Mit Auto Focus erzählt Paul Schrader ein weiteres Psychogramm, diesmal allerdings ein im Vergleich zu z.b TAXI DRIVER oder DER GEJAGTE recht seichtes, die Geschichte von dem B - Actor Robert Crane und seiner Sexsucht, die in den 60er Jahren Amerikas natürlich wenig erfreulich aufgenommen wird, und letztlich nicht nur seine Karriere sondern auch sein Leben zerstört.
Besetzt ist das Ganze mit Greg Kinnear, der zwar den Prototyp des bieder - sympathischen amerikanischen Mittelstands hervorragend verkörpert [ weil er es ist ], als Schauspieler selber aber zu wenig Ausdruck und Präsenz besitzt, um allein durch seine Darstellung eine Sogwirkung zu erzielen. Ein weiteres Manko ist, dass er zu weich wirkt, bei Crane selbst konnte man sich vorstellen, dass er nachts mit einer Videokamera um eine nackte Frau scharwenzelt, Kinnear wirkt oft wie überfallen.

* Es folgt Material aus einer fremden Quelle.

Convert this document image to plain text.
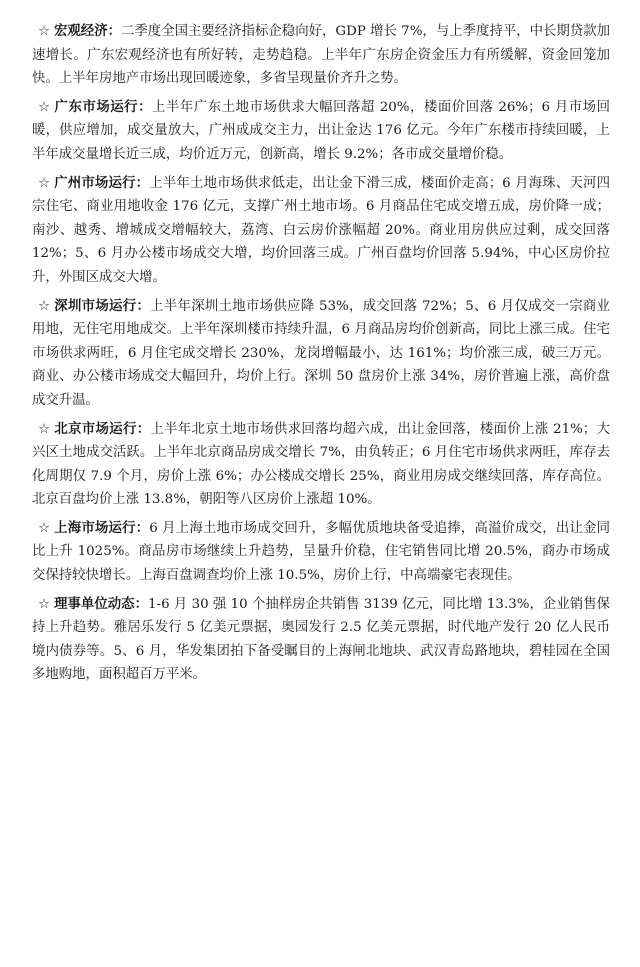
☆ 宏观经济：二季度全国主要经济指标企稳向好，GDP 增长 7%，与上季度持平，中长期贷款加速增长。广东宏观经济也有所好转，走势趋稳。上半年广东房企资金压力有所缓解，资金回笼加快。上半年房地产市场出现回暖迹象，多省呈现量价齐升之势。

☆ 广东市场运行：上半年广东土地市场供求大幅回落超 20%，楼面价回落 26%；6 月市场回暖，供应增加，成交量放大，广州成成交主力，出让金达 176 亿元。今年广东楼市持续回暖，上半年成交量增长近三成，均价近万元，创新高，增长 9.2%；各市成交量增价稳。

☆ 广州市场运行：上半年土地市场供求低走，出让金下滑三成，楼面价走高；6 月海珠、天河四宗住宅、商业用地收金 176 亿元，支撑广州土地市场。6 月商品住宅成交增五成，房价降一成；南沙、越秀、增城成交增幅较大，荔湾、白云房价涨幅超 20%。商业用房供应过剩，成交回落 12%；5、6 月办公楼市场成交大增，均价回落三成。广州百盘均价回落 5.94%，中心区房价拉升，外围区成交大增。

☆ 深圳市场运行：上半年深圳土地市场供应降 53%，成交回落 72%；5、6 月仅成交一宗商业用地，无住宅用地成交。上半年深圳楼市持续升温，6 月商品房均价创新高，同比上涨三成。住宅市场供求两旺，6 月住宅成交增长 230%，龙岗增幅最小，达 161%；均价涨三成，破三万元。商业、办公楼市场成交大幅回升，均价上行。深圳 50 盘房价上涨 34%，房价普遍上涨，高价盘成交升温。

☆ 北京市场运行：上半年北京土地市场供求回落均超六成，出让金回落，楼面价上涨 21%；大兴区土地成交活跃。上半年北京商品房成交增长 7%，由负转正；6 月住宅市场供求两旺，库存去化周期仅 7.9 个月，房价上涨 6%；办公楼成交增长 25%，商业用房成交继续回落，库存高位。北京百盘均价上涨 13.8%，朝阳等八区房价上涨超 10%。

☆ 上海市场运行：6 月上海土地市场成交回升，多幅优质地块备受追捧，高溢价成交，出让金同比上升 1025%。商品房市场继续上升趋势，呈量升价稳，住宅销售同比增 20.5%，商办市场成交保持较快增长。上海百盘调查均价上涨 10.5%，房价上行，中高端豪宅表现佳。

☆ 理事单位动态：1-6 月 30 强 10 个抽样房企共销售 3139 亿元，同比增 13.3%，企业销售保持上升趋势。雅居乐发行 5 亿美元票据，奥园发行 2.5 亿美元票据，时代地产发行 20 亿人民币境内债券等。5、6 月，华发集团拍下备受瞩目的上海闸北地块、武汉青岛路地块，碧桂园在全国多地购地，面积超百万平米。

Wirklich unterstützt von Schrader's Regie und dem flapsigen voice over wird er dabei aber auch nicht, es bleibt alles etwas distanziert und simpel abgefilmt, teilweise sogar als Komödie, wobei der Sprung ins Dramatische ab einer bestimmten Szene - Crane bekommt die 2ten Scheidungspapiere zugestellt - schon sehr plump erscheint. Es wird nämlich einfach dunkler und kälter in den Farben, nicht mehr so quietschbunt - fröhlich wie zuvor, und Kinnear bekommt graue wirre Haare und einen Schmerbauch verprasst, wenig sensibel.
Ansonsten hangelt man sich auch recht standardmässig von einer Szene zur nächsten, bis auf einen wirklichen Ausfall Crane's während einer Kochsendung spürt man auch nicht, wo nun das wirkliche Problem liegt. Sicher, er ist sexsüchtig, er nutzt andere Frauen und auch seinen ständigen Begleiter John Carpenter [ Willem Dafoe ] aus, aber die eigentliche Ursache für seinen Niedergang ist das Ausbleiben der Rollen, nicht die Sucht selbst, und es wird auch nicht erklärt, wie das im Zusammenhang stehen sollte.
Interessant ist der Film destotrotz, allerdings schadet eine gewisse Vorkenntnis der Crane - Rolle in HOGAN'S HEROES nicht.